Saturday October 11th, 2014 - My friend Dmitry and I are great admirers of violinist Lisa Batiashvili. In the past two seasons at The New York Philharmonic, she and Alan Gilbert have made remarkable music together in concertos by Shostakovich and Prokofiev. This season, Ms. Batiashvili is the Philharmonic's Mary and James G. Wallach Artist-in-Residence, and so she will be with us often in the coming months, playing Barber, Bach, and a new concerto by Thierry Escaich (for the last two she teams up with her husband, oboist François Leleux). We're so keen on Ms. Batiashvili that she is a primary reason we've taken out a subscription for the Great Performers at Lincoln Center series: her Alice Tully Hall recital will be on March 30th, 2015, with Paul Lewis at the piano.
Tonight's concert opened with Thunderstuck, a new work by the Philharmonic's composer-in-residence, Christopher Rouse. Listening to the percussionists warming up for this piece, I envisioned dancing in the aisles. When played by the full orchestra - it calls for a very large contingent of musicians - it reminded me more of the big band era than of rock n' roll. It would in fact make a perfect overture for a Broadway show about the history of American music. The Philharmonic musicians of course played the hell out of it.
Haydn's Symphony No. 103, always referred to as the Drumroll, received a graciously-paced reading from Maestro Gilbert.

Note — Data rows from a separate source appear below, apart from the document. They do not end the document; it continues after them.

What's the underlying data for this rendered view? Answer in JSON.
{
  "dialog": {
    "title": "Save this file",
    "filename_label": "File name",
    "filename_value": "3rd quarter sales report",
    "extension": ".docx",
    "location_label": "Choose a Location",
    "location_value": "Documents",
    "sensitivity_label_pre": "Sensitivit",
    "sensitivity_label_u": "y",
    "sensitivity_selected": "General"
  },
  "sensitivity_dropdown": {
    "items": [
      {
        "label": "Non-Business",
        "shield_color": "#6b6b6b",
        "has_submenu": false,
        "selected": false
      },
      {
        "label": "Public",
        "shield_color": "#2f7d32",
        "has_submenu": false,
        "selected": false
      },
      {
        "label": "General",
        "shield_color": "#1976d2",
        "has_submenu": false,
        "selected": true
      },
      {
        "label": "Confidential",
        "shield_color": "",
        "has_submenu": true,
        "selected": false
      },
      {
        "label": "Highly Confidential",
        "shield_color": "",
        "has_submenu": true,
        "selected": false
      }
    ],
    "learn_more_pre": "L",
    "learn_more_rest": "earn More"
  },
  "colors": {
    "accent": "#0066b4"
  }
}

Joseph Haydn was at the peak of his London popularity when the Drumroll premiered in 1795, drawing this review in the Morning Chronicle reported: "Another new Overture [as a symphony was then called in England] by the fertile and enchanting Haydn was performed, which as usual, had strokes of genius, both in air [melody] and harmony. The Introduction excited the deepest attention, the Allegro charmed, the Andante was encored, the Minuet...was playful and sweet, and the last movement was equal, if not superior, to the preceding."
Tonight 's performance by the Philharmonic didn't include an encore of the Andante, but that movement was of particular charm this evening for it featured a lovely melodic passage played by acting concertmaster Sheryl Staples.

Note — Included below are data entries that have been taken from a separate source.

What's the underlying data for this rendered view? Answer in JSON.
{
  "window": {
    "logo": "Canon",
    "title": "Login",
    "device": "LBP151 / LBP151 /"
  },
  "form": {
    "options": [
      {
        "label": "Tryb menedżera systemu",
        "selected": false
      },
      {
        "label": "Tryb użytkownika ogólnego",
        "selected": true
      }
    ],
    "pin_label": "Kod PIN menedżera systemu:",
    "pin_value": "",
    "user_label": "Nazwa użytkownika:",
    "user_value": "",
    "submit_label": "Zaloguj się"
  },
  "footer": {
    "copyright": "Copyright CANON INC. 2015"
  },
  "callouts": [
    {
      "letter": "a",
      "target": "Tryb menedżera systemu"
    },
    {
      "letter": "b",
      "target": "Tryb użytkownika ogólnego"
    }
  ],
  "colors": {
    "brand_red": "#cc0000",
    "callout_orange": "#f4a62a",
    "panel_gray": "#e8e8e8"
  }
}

After the intermission, Ms. Batiashvili appeared in a silhouette gown of deep grey shot thru with crystalline beading. Her lithe figure and elegant posture always evoke images of a prima ballerina, and indeed there are many times in a Lisa Batiashvili/Alan Gilbert performance when they seem to be dancing a pas de deux; such is the nature of their rapport.
The Brahms violin concerto, which premiered in 1879, demands both great virtuosity and subtle finesse from the player. It suits Ms. Batiashvili to perfection, and as she summoned up the familiar melodies and lingered on hypnotic trills, we were drawn deeply into her artistic realm.

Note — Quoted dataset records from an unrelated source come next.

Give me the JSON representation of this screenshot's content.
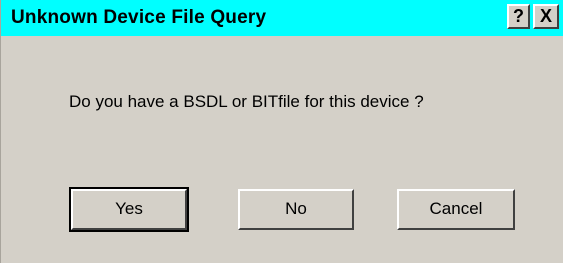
{
  "window": {
    "title": "Unknown Device File Query",
    "help_label": "?",
    "close_label": "X"
  },
  "message": "Do you have a BSDL or BITfile for this device ?",
  "buttons": {
    "yes": "Yes",
    "no": "No",
    "cancel": "Cancel"
  },
  "colors": {
    "titlebar": "#00ffff",
    "dialog_bg": "#d4d0c8"
  }
}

The tradition of a cadenza near the end of the first movement of a concerto sets up an unusual situation with the Brahms, since there at least sixteen known cadenzas that a soloist may choose from. Ms. Batiashvili played a cadenza published by the Italian composer Ferruccio Busoni in 1913, and it showed her technical mastery in full flourish. In Busoni's unusual concept, the timpani reverberates gently throughout the cadenza.
In the opening moments of the concerto's Adagio, there's a lovely passage for solo oboe, immaculately played by the Philharmonic Liang Wang. Ms. Batiashvili then takes up the musical thread, treating us to some of her most silken, refined playing before launching into the exulting themes of the final Allegro giocoso.
The packed house greeted Ms. Batiashvili with a resounding ovation. It's going to be a great residency.